HOME生活感想仮面ライダーBLACK SUN(AMAZON PRIME VIDEOドラマ)

仮面ライダーBLACK SUN(AMAZON PRIME VIDEOドラマ)

西島秀俊・中村倫也主演のAmazon Prime Video限定ドラマ「仮面ライダーBLACK SUN」が、2022年11月1日から放映されたので見てみました。

元は仮面ライダーBLACKという、平成ライダーが量産されるようになる前の、最後の仮面ライダーです。
BLACK SUNとSHADOW MOONという2人のライダーが現れるというコンセプトは同じですが、ストーリーはだいぶ異なります。
また、血しぶきが飛ぶなど残酷なシーンがあるため、年齢制限もされています。確かに子供にはあまり見せられないシーンもあります。

世の中は、人間と怪人の2種類が共存する世界になっていて、怪人を差別する人たちも存在します。
そんな中、差別はよくないと声を上げる人間の少女、和泉葵。
彼女が、西島秀俊演じる南光太郎(仮面ライダーBLACK SUN)と知り合い、やがて共闘するようになる、というストーリーです。

全編ストーリーは重苦しく、BLACK SUNも禍々しくデザインされており、およそヒーローという感じではありません。
しかし、この重苦しさこそが、本来の仮面ライダーかもしれません。平成ライダーは子供受けするようにより明るくコミカルに作られていて、それはそれで楽しいのですが、やはり仮面ライダーといえば残酷な宿命を背負った孤独なヒーロー、それに尽きます。
そしてその孤独感、重苦しい雰囲気を常にまとった緊張感を、西島秀俊と中村倫也は見事に演じていると思います。熟練の演技派が演技することでより真実味が出るということでしょうか。
また、周りを固める俳優陣もよいのです。
例えば、総理大臣のルー大柴。めちゃくちゃ悪い奴です。話し方もうさん臭くてよいです。国会答弁のときには「~で、あります」という嘘くさい話し方をしますが、なんだかそれっぽいです。
例えば、今野浩喜。反怪人団体のリーダーを務めています。
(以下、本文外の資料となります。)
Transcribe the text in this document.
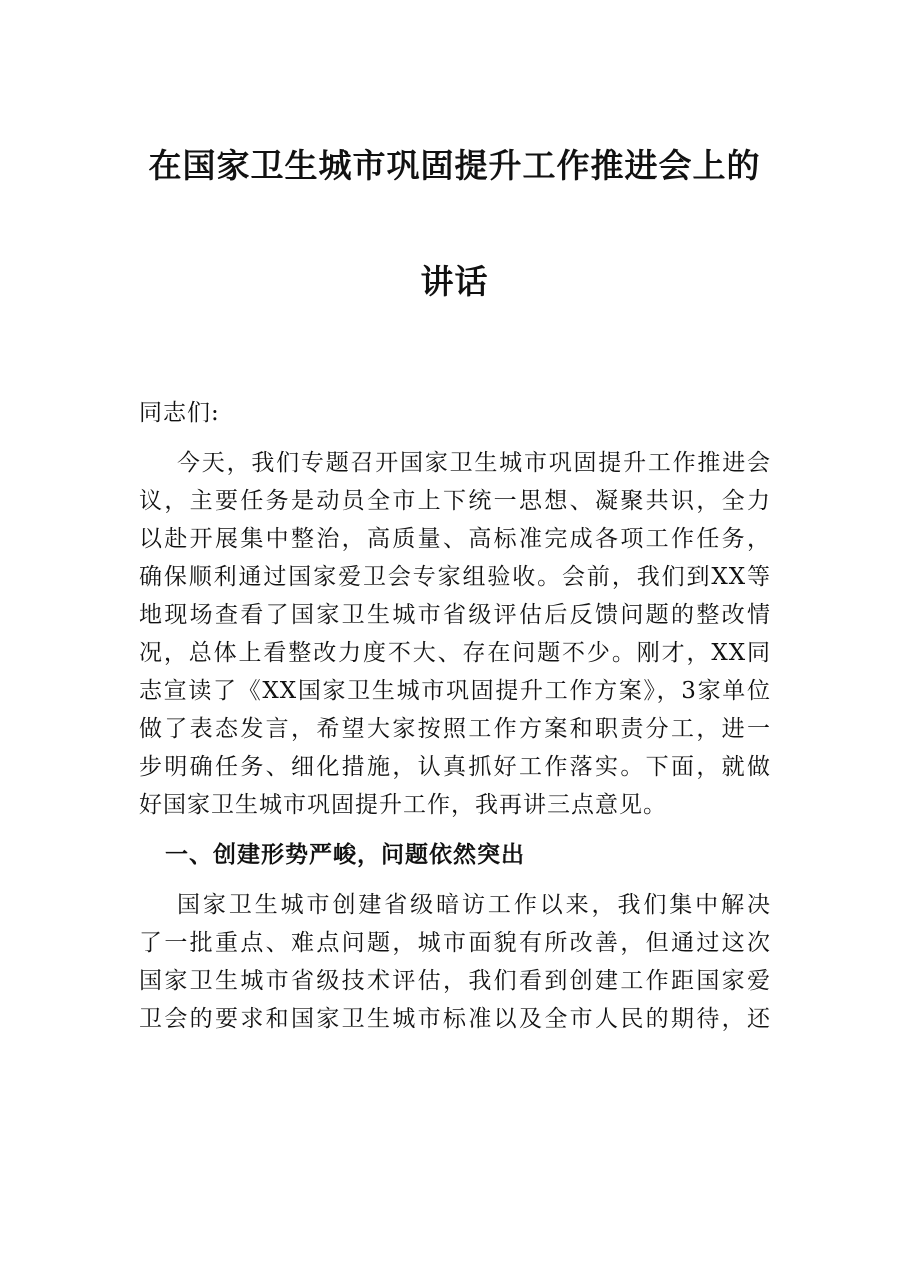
在国家卫生城市巩固提升工作推进会上的
讲话
同志们:
今天，我们专题召开国家卫生城市巩固提升工作推进会
议，主要任务是动员全市上下统一思想、凝聚共识，全力
以赴开展集中整治，高质量、高标准完成各项工作任务，
确保顺利通过国家爱卫会专家组验收。会前，我们到XX等
地现场查看了国家卫生城市省级评估后反馈问题的整改情
况，总体上看整改力度不大、存在问题不少。刚才，XX同
志宣读了《XX国家卫生城市巩固提升工作方案》，3家单位
做了表态发言，希望大家按照工作方案和职责分工，进一
步明确任务、细化措施，认真抓好工作落实。下面，就做
好国家卫生城市巩固提升工作，我再讲三点意见。
一、创建形势严峻，问题依然突出
国家卫生城市创建省级暗访工作以来，我们集中解决
了一批重点、难点问题，城市面貌有所改善，但通过这次
国家卫生城市省级技术评估，我们看到创建工作距国家爱
卫会的要求和国家卫生城市标准以及全市人民的期待，还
ことあるごとにデモを行い怪人を見つけては糾弾します。その嫌らしい口ぶりといったら…。元相方が不祥事を起こしてから俳優業に邁進していますが、とてもよい演技をすると思います。憎たらしいです。

そして、なんといっても最終話のオープニングです。
倉庫の扉をガラガラと開けるBLACK SUN。カツーン、カツーンと中に入ってくるとその先にバイク(グラスホッパー)が置いてあります。それにまたがりエンジンをふかすと、流れてくるオープニングテーマ。
そう、これは原作仮面ライダーBLACKのオープニングです。それを今のBLACK SUNで再現するという演出にはオオーッと興奮しました。しかし倉田てつおが歌っていた曲をそのまま使っていたのが、残念でした。そこも新しく取り直して、うまい歌手に歌わせてほしかったなと思います。西島秀俊でもいいんだけれど、個人的には、仮面ライダーアマゾンズの主題歌を担当した、小林次郎に歌ってほしかったです。
そういえば、人間の世界にたくさん怪人がいる、という設定はアマゾンズにも少し似ている気がしました(アマゾンズでは最初から駆除する対象として怪人が描かれていますが)。

なんだったらもっと大人っぽくして、変身ポーズもいらなかったんじゃないかなど色々思ってしまいますが、それでもすごく楽しめた大人のドラマでした。